Before the basic routine of a customer ordering a drink from a waiter who doesn’t know when to stop pouring gets underway, Bert and Nasi try to outline the concept and format of the show. This in itself is superbly scripted and performed as Bert tries to give a simple high level description and Nasi frets about the details and the audience’s ability to understand the complications that are required for any performance at Summerhall. In the end, the short introduction goes on for more than ten minutes and leads to them changing the way they’re going to do the show. Or at least claiming they are going to change the way they’re doing the show.
As they begin the second run through of the scene it’s clear that things aren’t going quite how they planned. The physical theatre picks up speed and the variations on the scene get ever more complex, frantic, confused and funny. The few lines there are get pronounced in ways that vary from calm to desperate, and the additions to the idea get more and more elaborate until they’re stripped down to the basic set up and built up again in a different way.
Aware of how far they can stretch an idea before it needs a complete reset to avoid it becoming tired, they eventually realise that something is not quite right and they need a new approach to get themselves back on track. Another clever and witty exchange about how to do this leads to a slowed down version of the routine that then gives way to a version where the act of putting a knife and fork and a bottle and glass on the table is exaggerated and extended in a piece of farce at its finest.

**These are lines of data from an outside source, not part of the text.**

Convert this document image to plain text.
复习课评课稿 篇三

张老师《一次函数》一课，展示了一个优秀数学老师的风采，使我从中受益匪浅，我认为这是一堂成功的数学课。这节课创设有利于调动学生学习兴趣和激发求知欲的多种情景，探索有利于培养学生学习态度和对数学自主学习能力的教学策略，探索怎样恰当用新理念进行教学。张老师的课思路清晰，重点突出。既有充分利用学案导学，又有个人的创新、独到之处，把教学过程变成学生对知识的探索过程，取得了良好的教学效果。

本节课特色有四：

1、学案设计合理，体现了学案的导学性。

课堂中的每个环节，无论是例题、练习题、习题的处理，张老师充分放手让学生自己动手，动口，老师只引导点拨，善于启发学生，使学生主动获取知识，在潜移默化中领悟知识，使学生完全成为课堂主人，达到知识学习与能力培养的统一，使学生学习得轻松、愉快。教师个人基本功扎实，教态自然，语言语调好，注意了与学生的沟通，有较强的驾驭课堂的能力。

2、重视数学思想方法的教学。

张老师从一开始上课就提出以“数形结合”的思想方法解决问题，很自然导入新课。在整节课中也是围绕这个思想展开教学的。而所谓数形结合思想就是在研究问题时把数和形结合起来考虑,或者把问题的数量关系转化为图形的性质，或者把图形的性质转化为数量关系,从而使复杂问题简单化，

There is a natural end point to the show that comes around ten minutes before the end, and a final dialogue scene feels like an unnecessary coda rather than a fitting conclusion, but that aside this is the funniest piece of movement based theatre this year and a brilliant example of how a simple idea can be stretched, bent and extended to produce something it’s impossible to turn your eyes away from even when nothing ever really happens in it.